那紅衣少年兩手朝外微微一展,輕聲說了一句什麼,便見那侍立在旁的黑衣男子從旁邊取了一張狀似古箏的琴,小心地擺放在少年面前的石桌之上。紅衣少年微微揚起雙手,左手按弦,右手似乎夾持了一個什麼小小的物事於琴上彈奏,不一會兒,古樸而奇妙的樂聲,便悠悠盪盪傳了過來。
沈日鳴但覺他手法嫺熟,手下之琴猶如活物一般,對他極是順從服帖,不由看得入了神。再加上那樂聲淡雅溫婉,好比一碗暖酒送入腹中,行在軀體全身,暖人心脾,正好驅趕了這春天的寒氣,更是聽得如癡如醉,心中讚歎不已。

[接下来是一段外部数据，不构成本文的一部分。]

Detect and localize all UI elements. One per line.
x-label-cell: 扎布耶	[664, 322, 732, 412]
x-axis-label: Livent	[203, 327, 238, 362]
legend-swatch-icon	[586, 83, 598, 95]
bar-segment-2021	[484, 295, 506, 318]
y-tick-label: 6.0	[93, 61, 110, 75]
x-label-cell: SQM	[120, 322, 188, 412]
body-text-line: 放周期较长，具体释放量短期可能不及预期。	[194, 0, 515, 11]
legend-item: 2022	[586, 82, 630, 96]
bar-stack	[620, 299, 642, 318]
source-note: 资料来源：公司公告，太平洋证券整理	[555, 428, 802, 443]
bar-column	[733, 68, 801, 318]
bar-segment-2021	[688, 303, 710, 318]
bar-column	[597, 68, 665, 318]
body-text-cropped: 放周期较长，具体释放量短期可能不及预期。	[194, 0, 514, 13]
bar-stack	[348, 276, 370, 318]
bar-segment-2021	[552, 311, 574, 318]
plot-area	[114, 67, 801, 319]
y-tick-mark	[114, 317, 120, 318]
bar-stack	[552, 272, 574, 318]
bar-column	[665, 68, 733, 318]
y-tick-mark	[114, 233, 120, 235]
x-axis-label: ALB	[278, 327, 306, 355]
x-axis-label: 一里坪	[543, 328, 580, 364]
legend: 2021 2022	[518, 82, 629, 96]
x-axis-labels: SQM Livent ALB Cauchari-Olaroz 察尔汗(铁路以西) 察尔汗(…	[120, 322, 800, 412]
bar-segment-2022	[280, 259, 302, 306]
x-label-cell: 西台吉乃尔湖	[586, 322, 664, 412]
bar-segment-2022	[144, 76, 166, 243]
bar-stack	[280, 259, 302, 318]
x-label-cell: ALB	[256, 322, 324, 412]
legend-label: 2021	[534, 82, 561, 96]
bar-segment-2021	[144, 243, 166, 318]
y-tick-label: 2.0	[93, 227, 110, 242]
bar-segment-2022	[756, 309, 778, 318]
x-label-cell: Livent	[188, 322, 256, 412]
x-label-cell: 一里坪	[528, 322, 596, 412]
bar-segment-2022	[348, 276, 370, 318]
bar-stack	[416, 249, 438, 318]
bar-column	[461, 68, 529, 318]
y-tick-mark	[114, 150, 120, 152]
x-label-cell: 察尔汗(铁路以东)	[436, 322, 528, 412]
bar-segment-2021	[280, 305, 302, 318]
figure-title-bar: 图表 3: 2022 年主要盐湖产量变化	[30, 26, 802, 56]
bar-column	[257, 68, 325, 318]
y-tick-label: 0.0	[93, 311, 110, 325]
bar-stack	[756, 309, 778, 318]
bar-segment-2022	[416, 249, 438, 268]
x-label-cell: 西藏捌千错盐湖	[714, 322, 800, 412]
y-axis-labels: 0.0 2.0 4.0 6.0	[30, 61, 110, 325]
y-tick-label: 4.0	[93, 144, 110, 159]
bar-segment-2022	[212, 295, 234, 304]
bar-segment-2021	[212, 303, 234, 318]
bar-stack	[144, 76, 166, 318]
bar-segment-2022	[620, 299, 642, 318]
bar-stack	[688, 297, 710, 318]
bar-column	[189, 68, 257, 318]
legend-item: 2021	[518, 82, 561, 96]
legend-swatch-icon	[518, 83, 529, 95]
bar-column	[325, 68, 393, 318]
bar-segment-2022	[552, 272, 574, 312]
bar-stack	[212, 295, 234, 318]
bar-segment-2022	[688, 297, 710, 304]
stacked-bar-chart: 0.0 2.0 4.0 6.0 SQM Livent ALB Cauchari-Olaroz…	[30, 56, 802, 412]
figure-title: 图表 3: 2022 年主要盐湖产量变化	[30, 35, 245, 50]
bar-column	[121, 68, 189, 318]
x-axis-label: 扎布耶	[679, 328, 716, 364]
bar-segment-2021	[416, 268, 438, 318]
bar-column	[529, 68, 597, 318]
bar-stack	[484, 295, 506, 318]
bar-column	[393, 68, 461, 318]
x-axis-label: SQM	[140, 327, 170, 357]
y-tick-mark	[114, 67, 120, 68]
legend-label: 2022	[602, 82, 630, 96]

只是亭子裡,在那兩盞宮燈的照耀下,少年那張本就雪白的側臉更顯得面無血色了,倘若這位大紅朝袍的少年忽然竄至他人面前,這般綿綿的夜色下,只怕要被人當成是鬼,非被嚇個半死不可!
沈日鳴正諸多想法中,忽然聽見那少年問道:“誰在那裡?”
幾乎與此同時,紅衣少年的侍從已經搶身護在少年身前,充滿戒備。而此時,那少年也已經站起身來,臉亦朝向了沈日鳴這邊的灌木叢。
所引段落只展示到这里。